Fools! For I also had my hour;
One far fierce hour and sweet:
There was a shout about my ears,
And palms before my feet.

Badenkate Tue 22-Mar-16 13:02:18

I used the Philip Larkin one in a short anthology of poems I produced for an adult learning English course in Switzerland. It was met with shocked horror ?! .

I'd love to tell you the first poem I learned by heart when I was about 7. It's not great poetry but has a heartfelt message that has stayed with me all my life:

Snail on the wall
You look so very small
Mind you don't fall -
Bump! That's all.

Snail, if you fell
You'd crack your tiny shell
And then you'd YELL

Juliette Tue 22-Mar-16 10:48:00

"This be the verse"

They fuck you up your mum and dad.
They may not mean to but they do.
They fill you with the faults they had
And add some extra, just for you.

But they were fucked up in their turn
By fools in old-style hats and coats.
Who half the time were soppy stern
And half at one another's throats.

Man hands on misery to man
It deepens like a coastal shelf
Get out as early as you can
And don't have any kids yourself.

Philip Larkin.

Grannynise Tue 22-Mar-16 09:42:19

Not perhaps the greatest poetry in the world but something to ponder when your SO is being somewhat irritating. There is more to love than grand extravagant gestures. Although one would be nice now and again.
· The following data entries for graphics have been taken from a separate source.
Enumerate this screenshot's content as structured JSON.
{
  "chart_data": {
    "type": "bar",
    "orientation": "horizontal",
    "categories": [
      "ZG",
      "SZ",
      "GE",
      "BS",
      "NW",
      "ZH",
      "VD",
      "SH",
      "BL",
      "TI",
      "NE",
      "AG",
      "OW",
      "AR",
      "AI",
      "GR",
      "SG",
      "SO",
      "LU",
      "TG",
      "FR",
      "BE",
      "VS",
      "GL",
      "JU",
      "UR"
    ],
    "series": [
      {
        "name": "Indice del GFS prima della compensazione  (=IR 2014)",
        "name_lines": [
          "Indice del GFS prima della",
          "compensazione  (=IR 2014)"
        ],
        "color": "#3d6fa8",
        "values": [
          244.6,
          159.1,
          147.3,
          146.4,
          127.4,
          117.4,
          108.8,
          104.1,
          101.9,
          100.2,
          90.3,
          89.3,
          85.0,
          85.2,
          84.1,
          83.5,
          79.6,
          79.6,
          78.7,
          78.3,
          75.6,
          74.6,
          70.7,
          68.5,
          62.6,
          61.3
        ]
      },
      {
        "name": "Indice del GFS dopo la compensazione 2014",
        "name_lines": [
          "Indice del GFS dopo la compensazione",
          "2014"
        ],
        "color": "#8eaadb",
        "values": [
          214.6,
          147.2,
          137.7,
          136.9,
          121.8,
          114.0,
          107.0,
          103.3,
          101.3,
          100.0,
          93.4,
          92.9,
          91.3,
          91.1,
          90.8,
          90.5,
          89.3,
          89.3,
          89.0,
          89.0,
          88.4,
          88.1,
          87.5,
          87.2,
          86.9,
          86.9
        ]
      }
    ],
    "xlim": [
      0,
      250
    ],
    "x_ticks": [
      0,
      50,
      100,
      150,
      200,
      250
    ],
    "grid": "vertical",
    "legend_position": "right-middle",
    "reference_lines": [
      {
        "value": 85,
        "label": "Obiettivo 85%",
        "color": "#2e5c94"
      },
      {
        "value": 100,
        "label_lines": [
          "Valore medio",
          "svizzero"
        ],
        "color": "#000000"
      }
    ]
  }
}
There is a kind of love called maintenance,
Which stores the WD40 and knows when to use it;

Which checks the insurance, and doesn't forget
The milkman; which remembers to plant bulbs;

Which answers letters; which knows the way
The money goes; which deals with dentists

And Road Fund Tax and meeting trains,
And postcards to the lonely; which upholds

The permanently rickety elaborate
Structures of living; which is Atlas.

And maintenance is the sensible side of love,
Which knows what time and weather are doing
To my brickwork; insulates my faulty wiring;
Laughs at my dryrotten jokes; remembers
My need for gloss and grouting; which keeps
My suspect edifice upright in air,
As Atlas did the sky.

U. A. Fanthorpe (1929 - 2009)

Luckygirl Mon 21-Mar-16 11:55:11

On the subject of spring:

I so liked Spring last year
Because you were here; -
The thrushes too -
Because it was these you so liked to hear -
I so liked you.

This year's a different thing, -
I'll not think of you.
But I'll like the Spring because it is simply Spring
As the thrushes do.

Charlotte Mew

middleagedmenopausalmum Mon 21-Mar-16 11:25:56

The Pot of Basil by Keats is well worth a look,
but so very long it's more like a book,

my second favorite is linked below,
but make a coffee before you go,

members of gransnet, allow me to share,
Miss Flora Mac Flimsy of Madison Square smile

www1.assumption.edu/WHW/workshop/NothingToWear.html

annodomini Mon 21-Mar-16 10:00:47

I wish there was a 'like' button here!